Cable warfare is nothing new
The first transatlantic telegram was sent via submarine cable in 1858 – a 98‑word congratulatory message from Britain’s Queen Victoria to US President James Buchanan that took more than 16 hours to arrive. Since then, the importance of submarine cables has grown exponentially.
Today, a single optical fibre in a modern submarine cable can carry data equivalent to roughly 150 million simultaneous phone calls at the speed of light, according to the International Cable Protection Committee.
The practice of disrupting underwater communication cables dates back nearly two centuries, to the laying of the first telegraph cable in the English Channel in 1850. As one of the opening acts of World War I, Britain severed Germany’s key telegraph cables, cutting off its communications with its forces.
Most modern cable damage results in minimal disruption because operators can quickly reroute traffic across the global network of submarine cables. However, any large‑scale damage today would have far more serious consequences than in the telegraph age, given the world’s near‑absolute dependence on data flows through these cables.
The ongoing war around Iran could seriously complicate cable repair attempts, as repair vessels must remain stationary for long periods. Moreover, of the five repair ships normally operating in the region, only one remains inside the Persian Gulf, Mauldin noted.
Legal aspects: the Suez Canal precedent
Iranian news outlets have presented the proposal to charge for submarine cables passing through its waters as compliant with international law, citing the 1982 UN Convention on the Law of the Sea (UNCLOS), which contains provisions governing submarine cables.

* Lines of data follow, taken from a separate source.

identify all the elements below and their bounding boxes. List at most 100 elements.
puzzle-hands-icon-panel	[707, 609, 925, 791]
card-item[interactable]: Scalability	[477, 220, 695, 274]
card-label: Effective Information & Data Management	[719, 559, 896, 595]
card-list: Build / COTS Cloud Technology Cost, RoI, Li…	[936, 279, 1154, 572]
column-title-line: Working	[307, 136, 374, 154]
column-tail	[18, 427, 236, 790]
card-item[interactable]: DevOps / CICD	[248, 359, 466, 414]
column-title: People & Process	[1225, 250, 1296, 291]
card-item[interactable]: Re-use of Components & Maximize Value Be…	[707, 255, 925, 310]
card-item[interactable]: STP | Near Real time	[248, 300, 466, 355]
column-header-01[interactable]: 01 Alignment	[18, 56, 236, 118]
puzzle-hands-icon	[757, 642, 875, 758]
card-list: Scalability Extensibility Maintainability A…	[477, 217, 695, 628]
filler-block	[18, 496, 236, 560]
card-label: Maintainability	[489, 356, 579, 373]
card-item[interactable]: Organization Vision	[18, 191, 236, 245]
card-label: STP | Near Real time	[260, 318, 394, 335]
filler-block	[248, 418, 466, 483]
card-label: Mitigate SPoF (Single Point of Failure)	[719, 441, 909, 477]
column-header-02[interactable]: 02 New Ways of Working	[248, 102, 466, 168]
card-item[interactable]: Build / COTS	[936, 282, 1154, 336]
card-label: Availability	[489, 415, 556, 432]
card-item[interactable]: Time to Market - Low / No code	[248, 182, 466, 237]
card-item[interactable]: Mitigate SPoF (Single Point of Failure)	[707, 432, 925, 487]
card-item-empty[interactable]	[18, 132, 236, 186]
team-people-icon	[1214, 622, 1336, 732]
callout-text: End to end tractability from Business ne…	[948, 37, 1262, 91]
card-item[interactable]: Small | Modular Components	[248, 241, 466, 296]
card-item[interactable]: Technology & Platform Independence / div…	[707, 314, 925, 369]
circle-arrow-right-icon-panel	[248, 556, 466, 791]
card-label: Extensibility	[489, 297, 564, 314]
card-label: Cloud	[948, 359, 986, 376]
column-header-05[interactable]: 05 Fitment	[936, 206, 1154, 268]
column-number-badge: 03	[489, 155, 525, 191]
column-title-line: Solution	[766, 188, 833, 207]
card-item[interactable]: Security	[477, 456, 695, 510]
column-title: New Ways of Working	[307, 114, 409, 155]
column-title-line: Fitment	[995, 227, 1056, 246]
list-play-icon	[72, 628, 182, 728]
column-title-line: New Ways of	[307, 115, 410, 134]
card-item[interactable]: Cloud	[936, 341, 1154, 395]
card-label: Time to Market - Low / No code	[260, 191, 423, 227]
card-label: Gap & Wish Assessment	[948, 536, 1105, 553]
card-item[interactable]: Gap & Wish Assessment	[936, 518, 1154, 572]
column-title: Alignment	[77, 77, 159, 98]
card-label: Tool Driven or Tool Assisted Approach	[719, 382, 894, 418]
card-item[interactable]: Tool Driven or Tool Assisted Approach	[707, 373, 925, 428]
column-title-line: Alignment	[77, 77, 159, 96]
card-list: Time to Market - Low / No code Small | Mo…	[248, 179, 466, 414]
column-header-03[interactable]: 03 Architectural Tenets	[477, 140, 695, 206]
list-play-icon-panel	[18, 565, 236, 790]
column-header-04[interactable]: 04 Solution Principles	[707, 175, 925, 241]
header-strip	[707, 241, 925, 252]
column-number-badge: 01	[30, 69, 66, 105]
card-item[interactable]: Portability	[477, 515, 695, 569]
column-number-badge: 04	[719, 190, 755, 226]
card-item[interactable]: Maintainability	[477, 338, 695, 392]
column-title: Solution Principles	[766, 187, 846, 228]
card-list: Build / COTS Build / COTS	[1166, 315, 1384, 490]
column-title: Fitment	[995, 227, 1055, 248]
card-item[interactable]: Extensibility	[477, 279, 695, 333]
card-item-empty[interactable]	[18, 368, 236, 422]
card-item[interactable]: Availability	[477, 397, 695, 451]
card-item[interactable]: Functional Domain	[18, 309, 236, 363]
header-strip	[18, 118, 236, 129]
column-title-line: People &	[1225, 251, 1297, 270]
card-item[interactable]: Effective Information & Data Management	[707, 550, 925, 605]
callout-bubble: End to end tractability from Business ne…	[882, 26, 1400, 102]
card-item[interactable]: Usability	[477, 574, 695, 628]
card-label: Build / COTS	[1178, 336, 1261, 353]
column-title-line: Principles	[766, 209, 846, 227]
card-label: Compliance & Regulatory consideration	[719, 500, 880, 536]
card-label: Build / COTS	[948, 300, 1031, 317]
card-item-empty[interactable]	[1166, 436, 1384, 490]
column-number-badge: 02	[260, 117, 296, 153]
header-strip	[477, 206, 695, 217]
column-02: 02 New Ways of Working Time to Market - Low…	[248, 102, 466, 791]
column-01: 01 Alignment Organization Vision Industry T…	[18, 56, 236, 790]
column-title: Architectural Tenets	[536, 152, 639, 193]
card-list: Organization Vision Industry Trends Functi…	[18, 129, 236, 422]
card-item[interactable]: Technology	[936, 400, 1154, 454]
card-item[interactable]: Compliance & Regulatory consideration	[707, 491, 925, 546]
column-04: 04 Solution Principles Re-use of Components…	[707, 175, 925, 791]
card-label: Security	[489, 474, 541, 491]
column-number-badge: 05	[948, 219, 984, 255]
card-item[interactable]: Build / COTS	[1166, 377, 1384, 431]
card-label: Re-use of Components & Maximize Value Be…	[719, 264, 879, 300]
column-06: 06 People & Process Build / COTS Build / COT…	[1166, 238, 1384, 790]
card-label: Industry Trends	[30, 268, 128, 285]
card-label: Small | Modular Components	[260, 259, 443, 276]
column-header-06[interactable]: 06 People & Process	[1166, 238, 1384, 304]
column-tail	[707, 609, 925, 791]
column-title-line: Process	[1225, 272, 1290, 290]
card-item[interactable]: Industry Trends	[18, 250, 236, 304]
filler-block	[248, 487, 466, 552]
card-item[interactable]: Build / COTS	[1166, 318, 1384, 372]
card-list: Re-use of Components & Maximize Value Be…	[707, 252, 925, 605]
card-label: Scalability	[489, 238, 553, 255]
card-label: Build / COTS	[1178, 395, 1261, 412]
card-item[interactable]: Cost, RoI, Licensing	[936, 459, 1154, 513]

Although Iran has signed but not ratified the convention, the legal community considers it binding under customary international law. Article 79 of UNCLOS states that coastal states have the right to establish conditions for the laying of cables or pipelines entering their territory or territorial sea.

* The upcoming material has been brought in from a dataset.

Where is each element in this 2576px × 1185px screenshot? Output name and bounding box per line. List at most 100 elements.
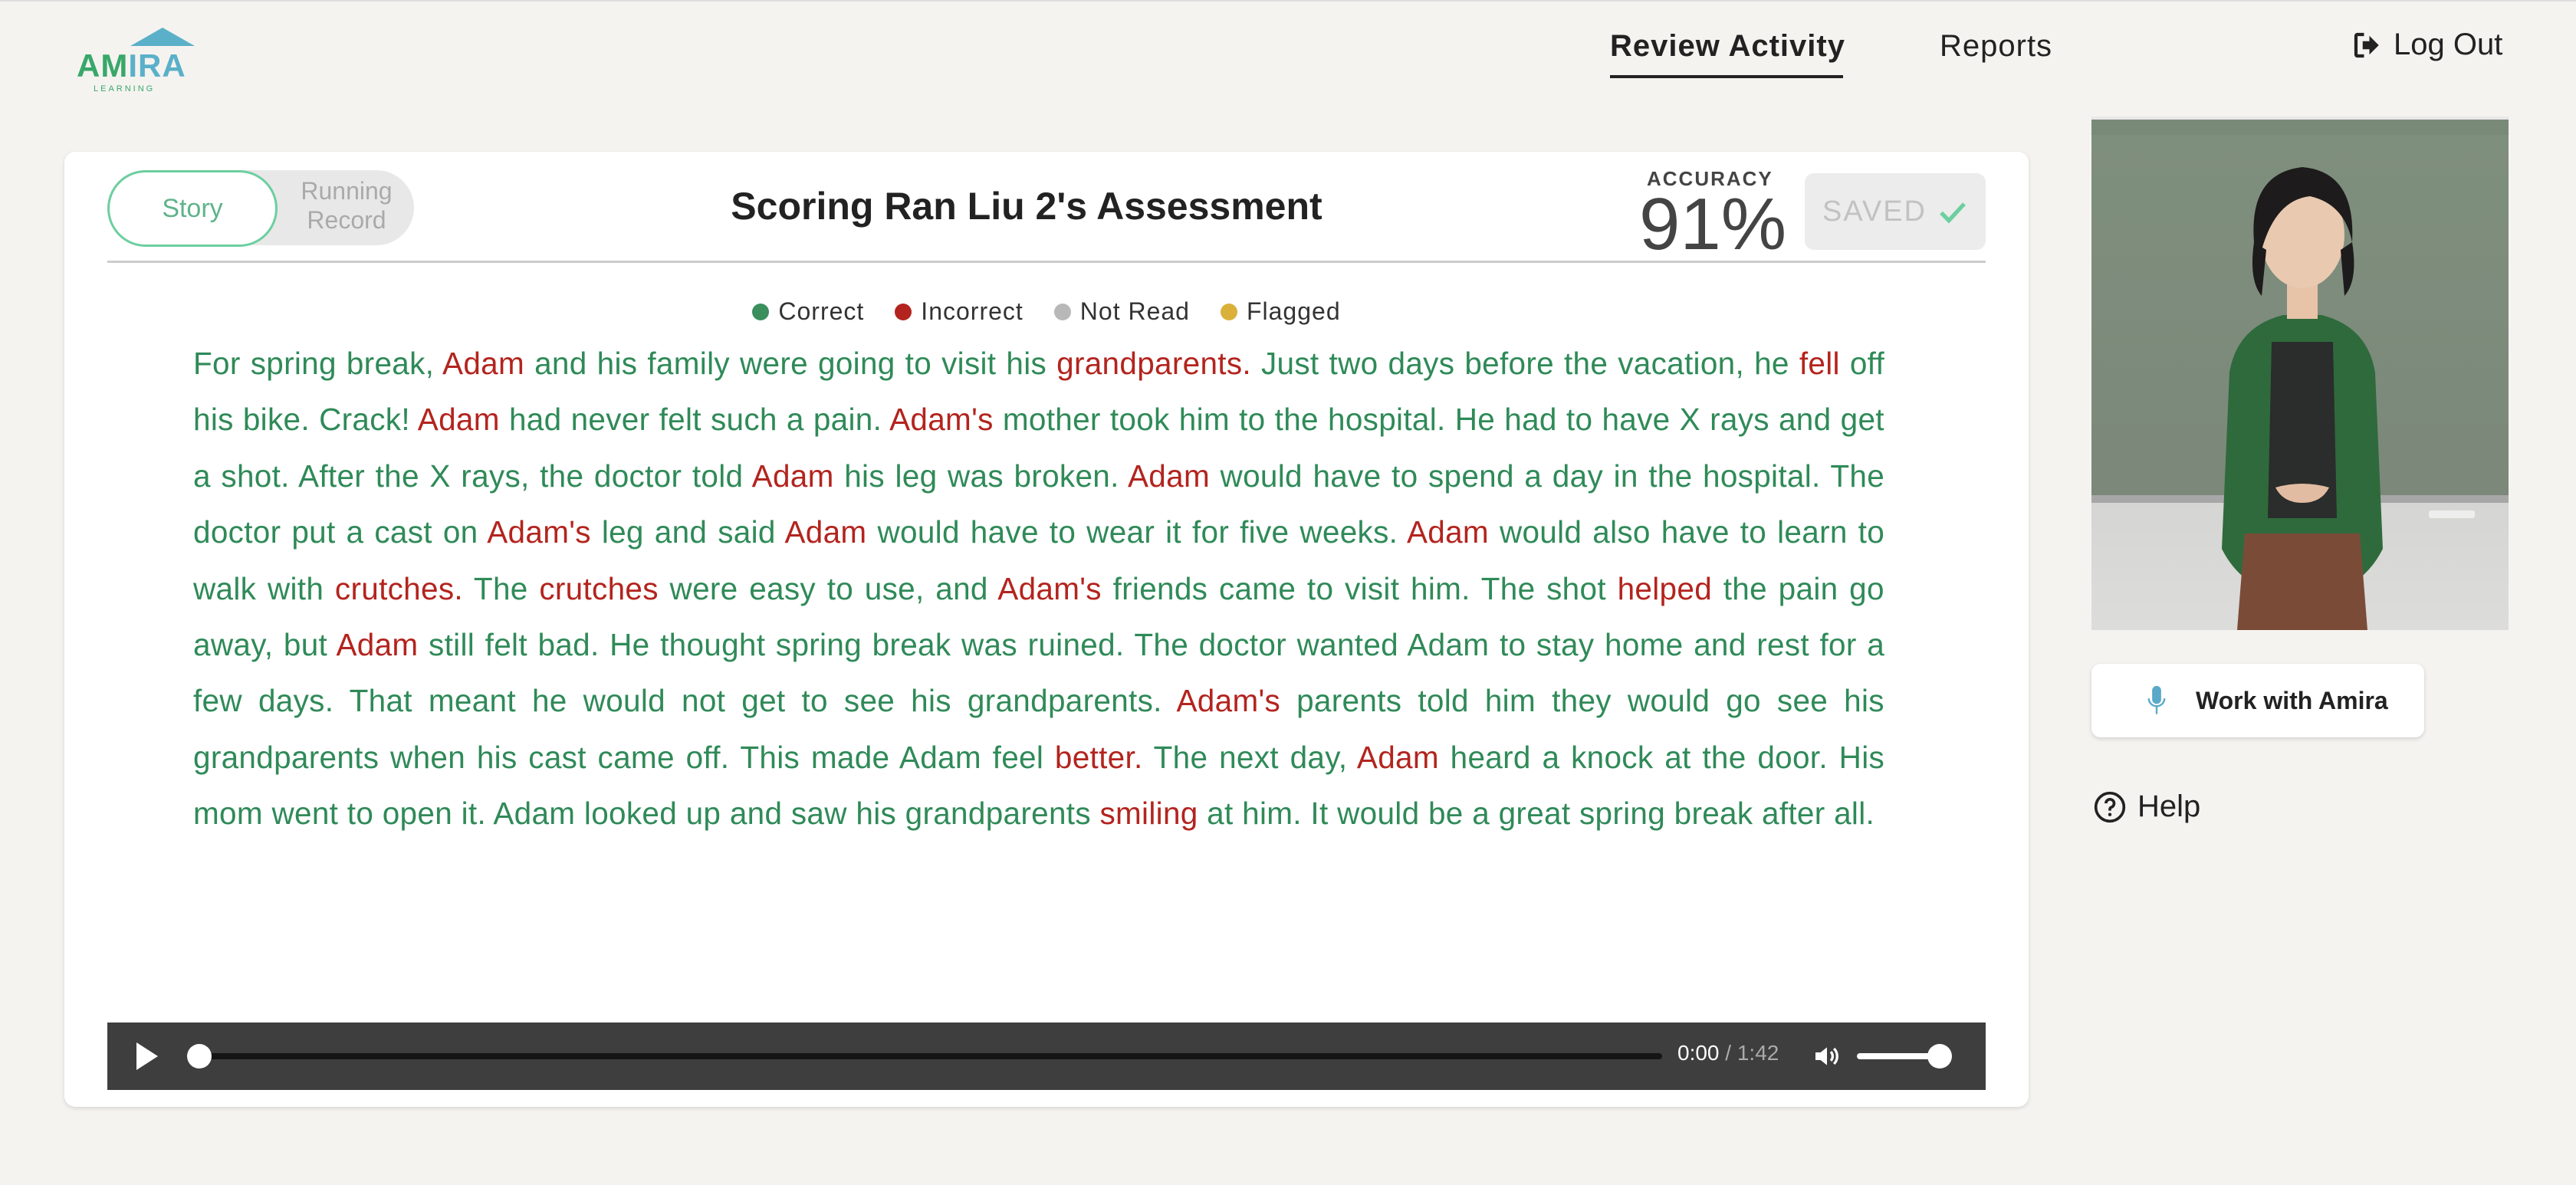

Iranian media point to Egypt as a precedent. Cairo has leveraged the strategic location of the Suez Canal to host many submarine cables linking Europe and Asia, generating hundreds of millions of dollars annually in transit and licensing fees.
However, the Suez Canal is an artificial waterway dug through Egyptian territory, whereas the Strait of Hormuz is a natural strait governed by a different legal framework, an international law expert explained.
“Of course, for existing cables, Iran must abide by the contract made when the cable was laid,” Irini Papanicolopulu, a professor of international law at SOAS University of London, told CNN. “But for new cables, any state, including Iran, can decide whether and under what conditions cables may be laid in its territorial sea.”
Dina Esfandiary of Bloomberg Economics said Iran “theoretically knew” it had leverage over the strait but was unsure how significant the impact would be if it acted on those threats. Now, she added, Tehran “has discovered the impact.”
Iran, having tasted a temporary victory at Hormuz, is trying to monetise it through new, unconventional means. Cutting off oil is painful; cutting off internet cables would be catastrophic for the global economy and security.
Tehran is playing on fear, but for now its threats remain more a probe than a real plan. The very fact that such an idea is being seriously discussed in parliament is a worrying signal: the war in the strait could shift from the physical to the digital realm, where the consequences would be even more unpredictable.